Finding myself where I am right now (aka self-care is hard)

I deleted all the Crossfit people and bloggers that I used to follow on Twitter today. It was tough. I think unfollowing Elizabeth Akinwale was the hardest (you’re still a goddess Elizabeth!!).  Some of you, my loyal readers, may wonder why I did this. Isn’t this a Crossfit blog? Even though I’ve been focused on other things, and prone to disappearances for long periods of time, isn’t this still a blog about getting back to Crossfit?

It was. But at the moment it isn’t. And I don’t know what the future will bring. Because at the moment, I’m just working on today. And this is f*cking hard. I like to have goals. I like to have ambitious goals. I even like to have goals I don’t achieve.  Because, sometimes failure seemed like a comfortable place to hide..or to avoid by not actually really trying to reach those goals.

But this isn’t an unhappy post. At the moment, I’m cool with where I’m at. I’m fine with being on a journey that will lead who knows where. One that may or may not involve my beloved barbell (who I’ve just named “Barbie”, like right this minute..I can’t believe I didn’t name her before…but I digress).

This journey started when the doctor told me, in no uncertain terms, that I had burned out and I had to stop everything. Everything – including Crossfit. And rest. I’m a terrible rester..or at least I was back then. Since then I’ve had to focus on myself in order to recover and I’ve had to get to know myself better. I’m also terrible at introspection. I think I was always worried that upon closer inspection that I wouldn’t like myself. And it turns out, that there were quite a few things that I didn’t like about myself, and there were quite a few things that I was doing to myself that I didn’t like.

One was the constant striving for perfection, to be the best..and to meet societies beauty standards, because finally then, I would feel comfortable in my own skin. Yes, for most of my life, my skin and outward appearance just felt like it didn’t fit the me I wanted to be. So I tried to change it..Oh my g*d did I try. Atkins, running, Paleo, Weight Watchers, only carbs, only protein, only carbs in the evening. For almost 25 years I convinced myself that eventually I would find the right thing. What I found was no weightloss and a completely messed up approach to food.

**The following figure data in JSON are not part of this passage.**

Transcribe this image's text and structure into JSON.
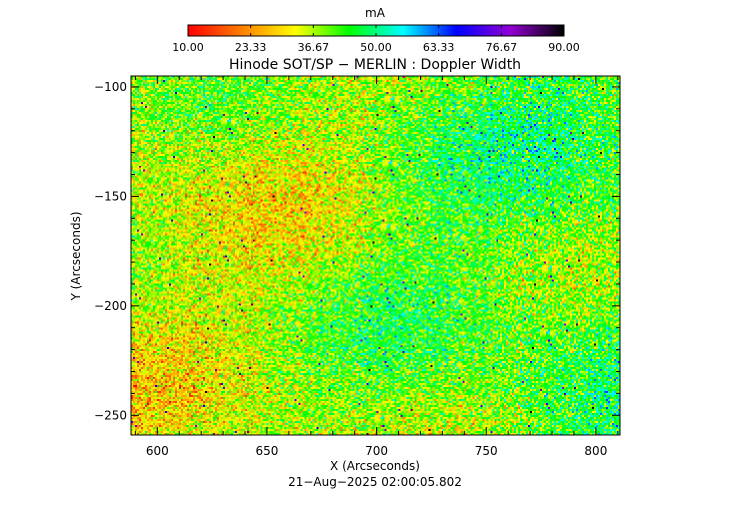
{
  "chart_data": {
    "type": "heatmap",
    "title": "Hinode SOT/SP − MERLIN : Doppler Width",
    "xlabel": "X (Arcseconds)",
    "ylabel": "Y (Arcseconds)",
    "timestamp": "21−Aug−2025 02:00:05.802",
    "xlim": [
      588,
      811
    ],
    "ylim": [
      -259,
      -95
    ],
    "x_ticks": [
      600,
      650,
      700,
      750,
      800
    ],
    "x_tick_labels": [
      "600",
      "650",
      "700",
      "750",
      "800"
    ],
    "y_ticks": [
      -100,
      -150,
      -200,
      -250
    ],
    "y_tick_labels": [
      "−100",
      "−150",
      "−200",
      "−250"
    ],
    "colorbar": {
      "label": "mA",
      "range": [
        10,
        90
      ],
      "tick_labels": [
        "10.00",
        "23.33",
        "36.67",
        "50.00",
        "63.33",
        "76.67",
        "90.00"
      ],
      "colormap": [
        "#ff0000",
        "#ff7f00",
        "#ffff00",
        "#00ff00",
        "#00ffff",
        "#0000ff",
        "#9400d3",
        "#000000"
      ]
    },
    "field_summary": {
      "typical_range": [
        25,
        55
      ],
      "left_half_mean": 35,
      "right_half_mean": 43,
      "scattered_high_values": "blue/purple pixels occur sparsely"
    },
    "grid": false
  }
}
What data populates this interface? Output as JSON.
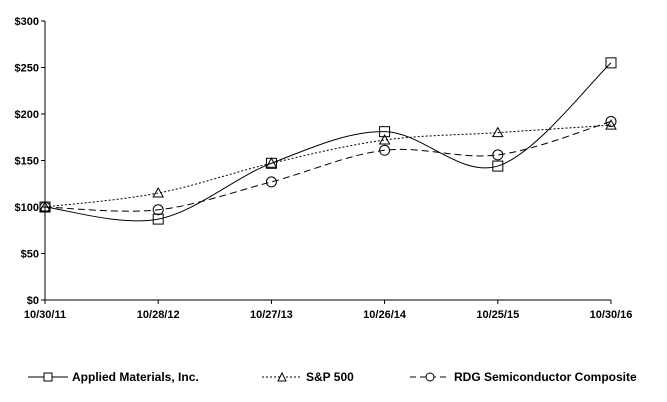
{
  "chart_data": {
    "type": "line",
    "title": "",
    "xlabel": "",
    "ylabel": "",
    "categories": [
      "10/30/11",
      "10/28/12",
      "10/27/13",
      "10/26/14",
      "10/25/15",
      "10/30/16"
    ],
    "ylim": [
      0,
      300
    ],
    "yticks": [
      0,
      50,
      100,
      150,
      200,
      250,
      300
    ],
    "ytick_labels": [
      "$0",
      "$50",
      "$100",
      "$150",
      "$200",
      "$250",
      "$300"
    ],
    "grid": false,
    "legend_placement": "bottom",
    "smoothed": true,
    "series": [
      {
        "name": "Applied Materials, Inc.",
        "values": [
          100,
          87,
          147,
          181,
          144,
          255
        ],
        "marker": "square",
        "line": "solid",
        "color": "#000000"
      },
      {
        "name": "S&P 500",
        "values": [
          100,
          115,
          147,
          172,
          180,
          188
        ],
        "marker": "triangle",
        "line": "dotted",
        "color": "#000000"
      },
      {
        "name": "RDG Semiconductor Composite",
        "values": [
          100,
          97,
          127,
          161,
          156,
          192
        ],
        "marker": "circle",
        "line": "dashed",
        "color": "#000000"
      }
    ]
  }
}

Once I accepted the fact that dieting wasn’t working and my obsession with working towards a goal that I will never achieve was taking up a ton of my mental energy, mental energy that I needed to recover from the enormous fatigue that comes with burnout. I decided to stop dieting. Cold turkey. Not – I’m just taking a break and then I will get back on the latest fad kind of stopping – as in the last diet I was on in 2016 was the very last diet I will ever go on kind of  stopping. And I did. Since January 2017 I have not started, and by consequence, nor failed a single diet.  I started allowing myself to eat whatever I wanted to eat.  Of course this came with the fear that I would gain weight. And I have.  I also thought that if I let myself eat whatever I wanted, eventually this would plateau and I would magically morph into a healthy eater.  It didn’t and I haven’t, not yet. I’m still not at the place where I use food as nourishment for my body. I still use food sometimes to calm the anxiety of whichever random thing I am suddenly anxious about. But I don’t obsess about what foods I can’t eat. Going out to dinner is no longer a nightmare of searching the menu for that one thing that I can eat (and normally this was skinless chicken breast, which is simply put, torture). A bowl of cereal in the morning, is just a bowl of cereal, not the start of a carbohydrate feed-my-face-a-thon.

But letting go of dieting and striving to lose weight has brought with it things I’ve had to face, like gaining weight. Which has terrified me for so long that I have to do a lot of self talk not to fall back on old patterns. But what I’ve noticed now, is that I’m calmer about it, I’m nicer to myself about it. I work through it and I don’t quit quitting. I breathe. I go talk to someone. And I accept. I accept who I am and what I look like right now. I try not to let it stop me from enjoying vacations or going out with friends. Although sometimes it does, but as time passes, this happens less often.

Being in this place is hard, it feels like limbo, it’s taking a long time and I’m used to succeeding or failing much faster than this. But as my friend just said the other day, “we often mistake “self-care” with “indulgence” and it’s not. Self care is hard”.

He is right. But right here, where I am right now, I’m willing to keep trying – even though there is no guarantee of success at the end and it may lead me to be a completely different person than I thought I wanted to be. But that’s a risk I’m willing to take.